One of your installations contains a reproduction of the litter on which Arthur Rimbaud was carried.

There are two, a black one and a natural-wood one. They're reproductions to scale of the one that Rimbaud was carried on up and down the Ethiopian mountains for about two hundred miles when he had gangrene of the leg and was in mortal agony. He actually drew a sketch of a litter for the Ethiopian bearers to build, and that sketch has survived. I had a litter fashioned after the sketch. I imagined Rimbaud lying on this litter in the pelting rain, in the sweltering heat, in terrible pain, his mind feverish; imagined him returning to a more poetic consciousness, so I wanted to cover the litters with his language, his letters, his poems. The light one represents his youth and is covered with his poetry in French and English. The dark one represents the end of his life, and on that I used gold and bronze and copper pencils to copy his last missives before he died. One was a telegram [sent from his sickbed in France] asking when the next ship would be leaving to go back to Abyssinia, because he wanted to return to Africa. He died the next day. He was semidelirious when he dictated it.

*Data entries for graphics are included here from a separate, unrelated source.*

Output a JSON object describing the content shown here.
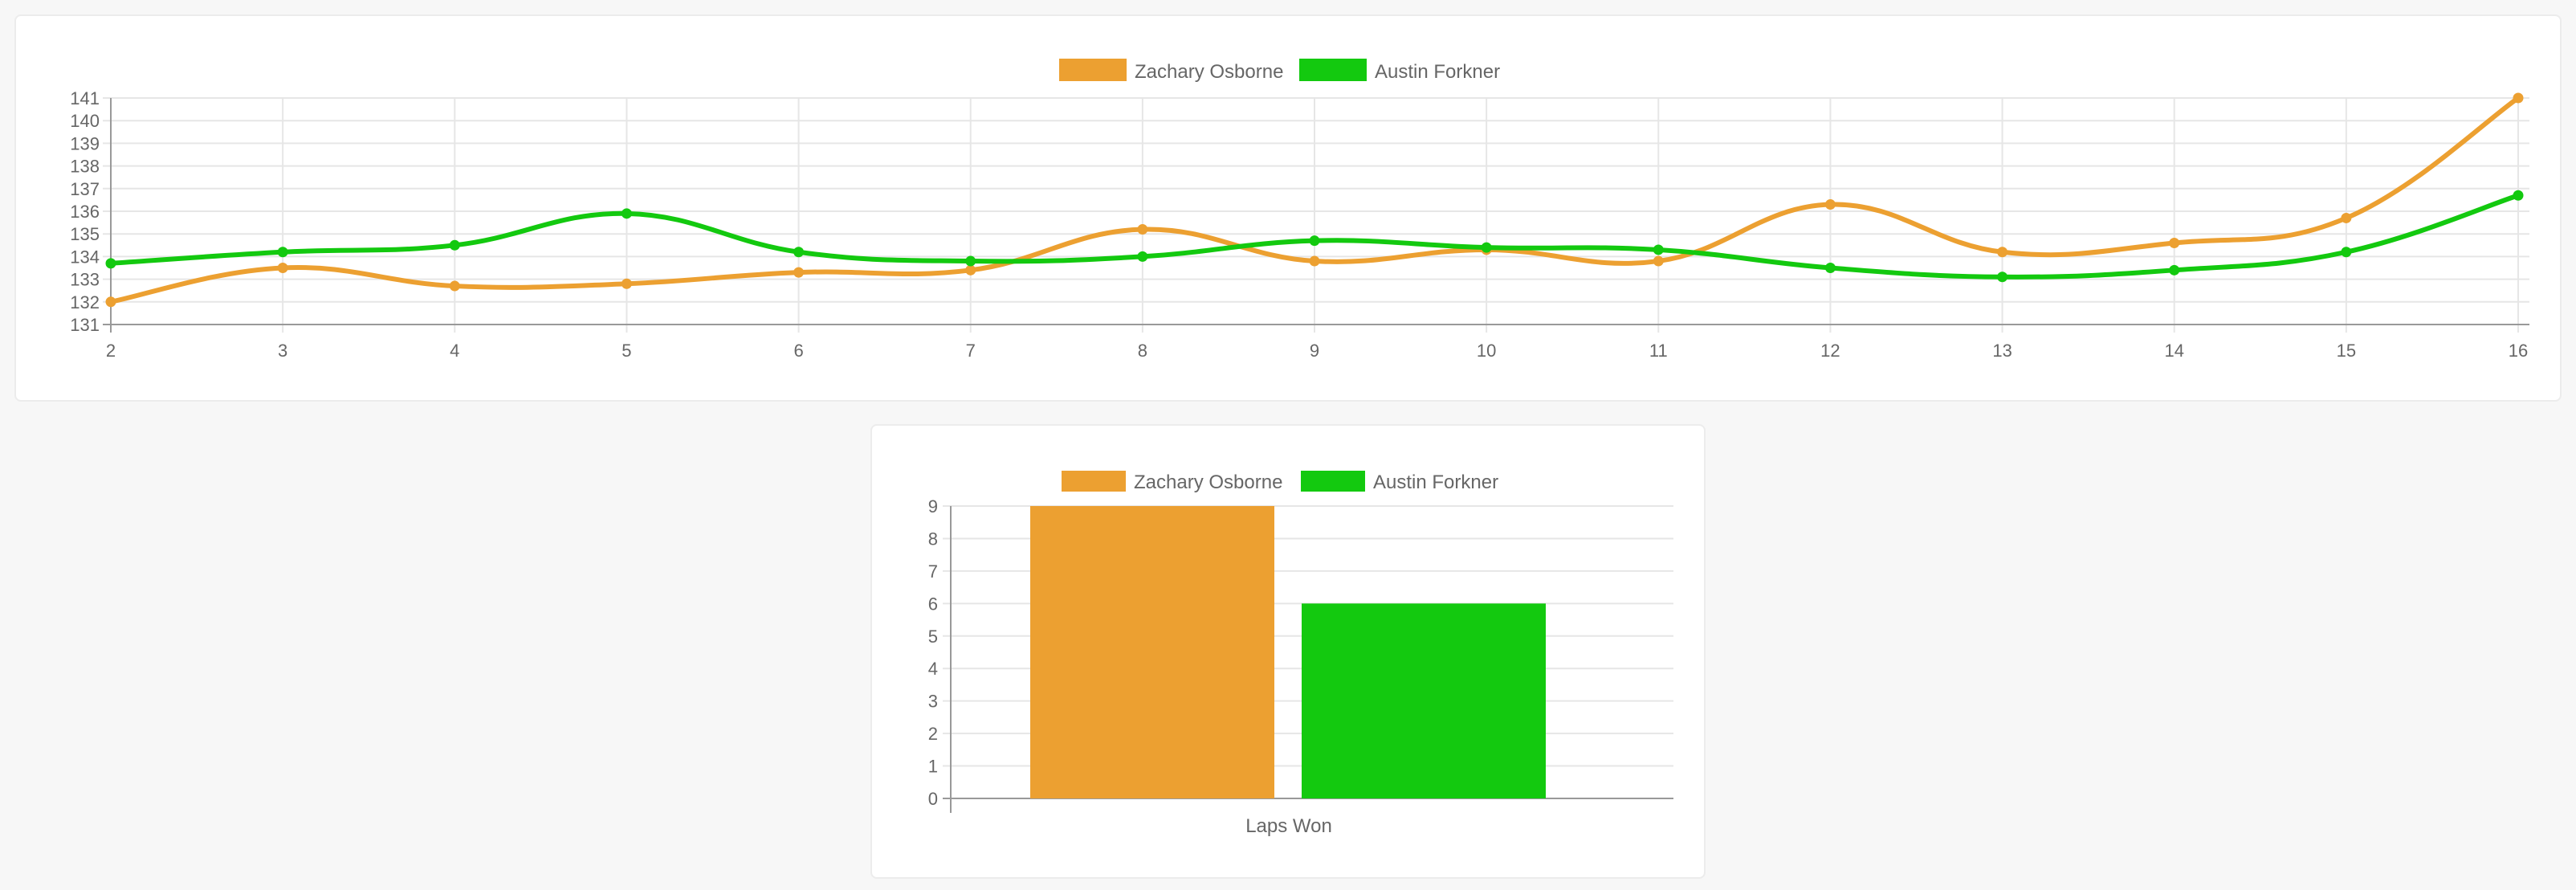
{
  "colors": {
    "zachary": "#eca031",
    "austin": "#13c90f",
    "grid": "#e6e6e6",
    "axis": "#999999",
    "text": "#666666"
  },
  "legend": {
    "series_1": "Zachary Osborne",
    "series_2": "Austin Forkner"
  },
  "chart_data": [
    {
      "type": "line",
      "x": [
        2,
        3,
        4,
        5,
        6,
        7,
        8,
        9,
        10,
        11,
        12,
        13,
        14,
        15,
        16
      ],
      "ylim": [
        131,
        141
      ],
      "yticks": [
        131,
        132,
        133,
        134,
        135,
        136,
        137,
        138,
        139,
        140,
        141
      ],
      "legend_position": "top-center",
      "grid": true,
      "series": [
        {
          "name": "Zachary Osborne",
          "color": "#eca031",
          "values": [
            132.0,
            133.5,
            132.7,
            132.8,
            133.3,
            133.4,
            135.2,
            133.8,
            134.3,
            133.8,
            136.3,
            134.2,
            134.6,
            135.7,
            141.0
          ]
        },
        {
          "name": "Austin Forkner",
          "color": "#13c90f",
          "values": [
            133.7,
            134.2,
            134.5,
            135.9,
            134.2,
            133.8,
            134.0,
            134.7,
            134.4,
            134.3,
            133.5,
            133.1,
            133.4,
            134.2,
            136.7
          ]
        }
      ]
    },
    {
      "type": "bar",
      "categories": [
        "Laps Won"
      ],
      "ylim": [
        0,
        9
      ],
      "yticks": [
        0,
        1,
        2,
        3,
        4,
        5,
        6,
        7,
        8,
        9
      ],
      "legend_position": "top-center",
      "grid": true,
      "series": [
        {
          "name": "Zachary Osborne",
          "color": "#eca031",
          "values": [
            9
          ]
        },
        {
          "name": "Austin Forkner",
          "color": "#13c90f",
          "values": [
            6
          ]
        }
      ]
    }
  ]
}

Smith also has photographs of some poetry beds:

Many of the subjects of the photos in the show are literary: Virginia Woolf's bed, the poet John Keats's bed.

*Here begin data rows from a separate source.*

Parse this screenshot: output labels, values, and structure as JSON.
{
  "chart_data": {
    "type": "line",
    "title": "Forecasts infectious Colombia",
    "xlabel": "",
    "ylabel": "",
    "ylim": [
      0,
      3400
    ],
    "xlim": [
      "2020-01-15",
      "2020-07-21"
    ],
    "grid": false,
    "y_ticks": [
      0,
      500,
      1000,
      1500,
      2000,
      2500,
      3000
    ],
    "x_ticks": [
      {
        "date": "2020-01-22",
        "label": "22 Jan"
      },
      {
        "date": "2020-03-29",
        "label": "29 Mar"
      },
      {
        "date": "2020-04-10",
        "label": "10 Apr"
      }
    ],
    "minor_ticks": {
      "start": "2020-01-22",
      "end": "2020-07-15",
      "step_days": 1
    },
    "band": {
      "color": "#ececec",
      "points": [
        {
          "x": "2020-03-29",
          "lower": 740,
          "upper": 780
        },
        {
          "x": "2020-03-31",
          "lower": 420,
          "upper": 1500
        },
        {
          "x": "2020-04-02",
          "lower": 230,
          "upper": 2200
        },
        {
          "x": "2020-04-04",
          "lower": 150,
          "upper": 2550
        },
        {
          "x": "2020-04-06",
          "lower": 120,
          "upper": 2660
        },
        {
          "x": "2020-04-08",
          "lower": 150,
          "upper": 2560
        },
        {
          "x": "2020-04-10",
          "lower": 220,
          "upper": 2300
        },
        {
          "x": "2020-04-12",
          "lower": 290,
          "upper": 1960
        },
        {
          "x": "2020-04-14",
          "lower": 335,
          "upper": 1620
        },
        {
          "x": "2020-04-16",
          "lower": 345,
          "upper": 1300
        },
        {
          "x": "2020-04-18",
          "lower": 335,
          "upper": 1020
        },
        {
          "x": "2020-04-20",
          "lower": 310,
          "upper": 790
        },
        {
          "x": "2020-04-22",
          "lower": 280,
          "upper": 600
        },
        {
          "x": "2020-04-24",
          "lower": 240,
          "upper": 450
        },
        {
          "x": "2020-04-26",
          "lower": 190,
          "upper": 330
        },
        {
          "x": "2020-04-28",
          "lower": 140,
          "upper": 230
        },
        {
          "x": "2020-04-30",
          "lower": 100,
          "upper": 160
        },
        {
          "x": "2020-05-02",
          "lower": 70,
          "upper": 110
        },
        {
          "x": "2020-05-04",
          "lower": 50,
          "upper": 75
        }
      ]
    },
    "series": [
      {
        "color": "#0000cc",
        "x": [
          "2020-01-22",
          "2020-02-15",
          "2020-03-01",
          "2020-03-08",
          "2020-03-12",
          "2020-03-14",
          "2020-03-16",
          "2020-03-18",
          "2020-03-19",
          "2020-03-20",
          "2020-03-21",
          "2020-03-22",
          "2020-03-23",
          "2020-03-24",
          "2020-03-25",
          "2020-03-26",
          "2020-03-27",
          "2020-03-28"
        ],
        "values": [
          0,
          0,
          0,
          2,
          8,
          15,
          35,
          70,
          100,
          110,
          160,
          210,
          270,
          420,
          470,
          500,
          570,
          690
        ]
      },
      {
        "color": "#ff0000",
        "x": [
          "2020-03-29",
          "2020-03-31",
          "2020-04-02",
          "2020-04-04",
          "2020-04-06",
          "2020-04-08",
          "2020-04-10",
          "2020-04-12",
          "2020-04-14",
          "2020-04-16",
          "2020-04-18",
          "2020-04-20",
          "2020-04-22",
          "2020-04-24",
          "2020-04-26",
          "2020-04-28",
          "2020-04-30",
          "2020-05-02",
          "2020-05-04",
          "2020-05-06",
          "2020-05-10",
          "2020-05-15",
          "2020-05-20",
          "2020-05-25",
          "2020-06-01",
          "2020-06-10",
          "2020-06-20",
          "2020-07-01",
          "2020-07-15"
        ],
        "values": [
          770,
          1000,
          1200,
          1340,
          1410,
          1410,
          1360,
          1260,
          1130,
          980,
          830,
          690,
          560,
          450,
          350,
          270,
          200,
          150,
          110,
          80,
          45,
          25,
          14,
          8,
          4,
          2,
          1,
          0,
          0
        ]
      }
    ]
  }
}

At the end of Woolf's life, her husband built her a separate room, almost like a shed, attached to the house — very humble, with a single bed in it — because I think she had a lot of terrible migraines and probably just wanted to be alone. We spend half our life in bed, it seems: giving birth, making love, sleeping, sick. So beds are always interesting to me. Some are very anonymous, and some have a lot of personality. I took a photograph of my friend, the poet Jim Carroll's bed days after he died, and the sadness of the end of his life seemed totally incorporated into his bed linens and his pillow. I’ve always loved books, loved them so much that I loved the people who wrote them for me. I loved J.M. Barrie for giving me Peter Pan, Louisa May Alcott or giving me Little Women, Herman Melville for giving me Moby Dick, Roberto Bolaño for 2666. And I've lost so many people in my life: my husband, my brother, my pianist. Robert Mapplethorpe, who was my best friend. I've lost my parents. Remembering the dead is part of my life.